Bu hengâme içinde Libya’nın yanına bir de İsrail’i ekleyerek Doğu Akdeniz’deki dengeyi lehe çevirmeyi umuyorlar. Tel Aviv’den Yunanistan, Mısır, Kıbrıs Cumhuriyeti ile yakaladığı ortaklığı sonuç garantisi olmayan bir teklif için yakmasını bekliyorlar. Bahse girmeye bile değmeyecek hesap.
***
Bu arada şantaj ve rehine taktikleriyle ilişkilerin çirkinleştiği AB’ye de sıcak mesajlar veriliyor. Doğu Akdeniz ve Libya’nın AB’yle ilişkilere bindirdiği ilave gerilimler ortada. Bu gerilimi emecek bir diplomasi kanalı açmayı başaramazken Cumhurbaşkanı Tayyip Erdoğan hukuk, demokrasi ve temel haklara dair ürkütücü bir sicille Avrupa’ya sesleniyor: Hedefimiz AB’ye tam üyelik.
Korona salgınına karşı uydurdukları başarı hikayesiyle Avrupa’ya “Bana muhtaçsın” diyen bir sesleniş! Yeni bir başlangıç için nabız yoklanıyor; ne samimi ne de gerçekçi.
***
Korona fırsatçılığıyla ilişkilerde ‘reset’ arayışı Washington hattında da kendini gösteriyor.
Amerikan çıkarlarına bu kadar hizmet edip de ABD’yle bir sürü dosyada papaz olmak müstesna bir mahareti gerektiriyor. Salgını gerekçe gösterip S-400’lerin devreye sokulmasını ertelemek uyanıkça bir hamleydi. Bununla yumuşatıcı bir ortam yaratıldı. Bu sayede kasımda yapılacak seçime kadar yakıcı dosyalar rafta tutulabilir. İster Demokratlar ister Cumhuriyetçiler kazansın seçimden sonra da bu dosyalar Demokles’in Kılıcı gibi sallanmaya devam edecek. Bunlar kıymetli bir ortağı ‘hizaya sokma’ araçları olarak pek kullanışlı.
***
Suriye’de ise Rusya ile gerilimi düşürme mutabakatı uzatmalara oynuyor. Anlaşma gereği M-4 otoyolunu açma denemeleri 15 Mart’tan beri tekrarlanıyor. Her şey karşılıklı krizi ötelemeye ayarlı. Terör örgütlerini elimine etme hedefine sıra gelmedi bile. Bundan kaçırmak için Heyet Tahrir el Şam ve benzerlerini ‘ılımlılaştırma’ ve Türk ordusuna ortak etme ameliyesine giriştiler. Bir cebelleşme halidir sürüyor. Ciddi bir çatışma potansiyeli barındıran İdlib, Türk-Rus ilişkileri için saatli bomba olarak tik-tak ediyor.

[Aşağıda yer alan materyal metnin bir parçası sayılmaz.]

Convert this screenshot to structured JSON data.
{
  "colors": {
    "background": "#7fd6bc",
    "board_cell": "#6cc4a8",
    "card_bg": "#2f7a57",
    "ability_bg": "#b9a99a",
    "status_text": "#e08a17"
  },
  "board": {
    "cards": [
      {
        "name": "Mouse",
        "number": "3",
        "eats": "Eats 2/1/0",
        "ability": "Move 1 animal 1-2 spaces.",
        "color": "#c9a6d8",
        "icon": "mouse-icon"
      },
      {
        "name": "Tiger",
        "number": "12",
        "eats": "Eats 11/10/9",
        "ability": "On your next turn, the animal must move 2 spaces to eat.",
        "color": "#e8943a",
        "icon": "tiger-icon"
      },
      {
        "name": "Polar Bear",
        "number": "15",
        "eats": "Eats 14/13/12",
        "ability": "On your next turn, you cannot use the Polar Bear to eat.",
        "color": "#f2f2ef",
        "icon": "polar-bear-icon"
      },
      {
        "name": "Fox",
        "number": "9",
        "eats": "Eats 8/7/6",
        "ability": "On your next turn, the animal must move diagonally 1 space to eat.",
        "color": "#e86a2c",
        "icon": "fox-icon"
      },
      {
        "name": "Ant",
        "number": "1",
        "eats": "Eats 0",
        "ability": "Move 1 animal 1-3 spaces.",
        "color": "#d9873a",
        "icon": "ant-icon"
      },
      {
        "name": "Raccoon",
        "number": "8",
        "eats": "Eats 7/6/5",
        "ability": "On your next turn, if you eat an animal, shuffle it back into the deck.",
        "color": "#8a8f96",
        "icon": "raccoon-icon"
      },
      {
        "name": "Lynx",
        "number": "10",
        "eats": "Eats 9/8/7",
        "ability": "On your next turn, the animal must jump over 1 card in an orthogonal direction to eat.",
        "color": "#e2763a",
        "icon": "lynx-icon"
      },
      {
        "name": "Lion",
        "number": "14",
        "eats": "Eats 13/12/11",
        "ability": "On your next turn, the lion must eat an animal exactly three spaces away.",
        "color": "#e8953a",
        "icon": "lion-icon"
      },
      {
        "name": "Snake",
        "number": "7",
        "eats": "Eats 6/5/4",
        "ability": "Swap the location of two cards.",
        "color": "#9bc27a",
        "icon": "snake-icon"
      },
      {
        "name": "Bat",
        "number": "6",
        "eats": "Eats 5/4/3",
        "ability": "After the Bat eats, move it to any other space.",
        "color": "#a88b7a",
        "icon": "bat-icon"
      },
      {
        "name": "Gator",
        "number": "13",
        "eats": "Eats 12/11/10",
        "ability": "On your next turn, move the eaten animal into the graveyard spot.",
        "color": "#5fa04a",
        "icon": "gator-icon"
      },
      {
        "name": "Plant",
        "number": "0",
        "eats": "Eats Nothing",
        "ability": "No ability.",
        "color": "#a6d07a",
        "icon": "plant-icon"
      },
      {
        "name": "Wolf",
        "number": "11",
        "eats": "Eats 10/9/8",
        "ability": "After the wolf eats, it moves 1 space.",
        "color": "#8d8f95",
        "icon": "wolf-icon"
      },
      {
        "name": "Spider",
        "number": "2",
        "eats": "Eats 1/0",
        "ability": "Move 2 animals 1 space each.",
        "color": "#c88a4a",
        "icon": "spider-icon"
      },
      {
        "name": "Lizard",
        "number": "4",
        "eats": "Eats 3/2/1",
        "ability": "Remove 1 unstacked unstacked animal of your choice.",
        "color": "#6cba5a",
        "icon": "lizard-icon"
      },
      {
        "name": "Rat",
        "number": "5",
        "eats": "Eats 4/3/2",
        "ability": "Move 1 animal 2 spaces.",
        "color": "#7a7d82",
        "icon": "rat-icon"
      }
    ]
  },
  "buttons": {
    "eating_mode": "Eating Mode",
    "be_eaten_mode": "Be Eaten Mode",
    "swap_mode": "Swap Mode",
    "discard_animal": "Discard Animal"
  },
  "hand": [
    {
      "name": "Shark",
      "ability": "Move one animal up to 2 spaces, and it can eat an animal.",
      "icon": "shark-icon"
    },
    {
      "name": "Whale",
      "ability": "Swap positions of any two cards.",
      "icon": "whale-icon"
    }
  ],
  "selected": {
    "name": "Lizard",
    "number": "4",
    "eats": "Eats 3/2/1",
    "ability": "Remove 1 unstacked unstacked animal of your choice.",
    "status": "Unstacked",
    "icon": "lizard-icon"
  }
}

Kürt cephesinde de barıştan yana umut yok. Fırat ile Dicle arasında hiç kimse yarın sabah neye uyanacağını bilmiyor. Sınırın altı ve üstünü rahatlatacak bir Kürt açılımına dair en ufak iyi niyet gösterisi de yok.
Dicle’nin doğusundan Kandil’e kadar da Türk ordusu ve MİT oldukça aktif. Kürdistan hattında “vurur, ezer, geçeriz” ezberi tekrarlanıyor.
Irak’ta hükümet değişti ama Bağdat-Ankara arasında bir masaya inen bir rafa kalkan sorunlar olduğu gibi duruyor. Kurak günler yaklaşırken su krizi yeniden yorucu bir mesele halini alacak.
***
Velhasıl yeni başlangıçlardan anladıkları, bozuk saati bir tur daha attıracak fırsatlar yakalamaktan öteye geçmiyor. Bir de döviz darboğazında ülke ülke dolaşıp SWAP pazarlığı yaparken büyüklük taslıyorlar ya artık buna da yetişecek kelime kalmıyor dağarcıkta.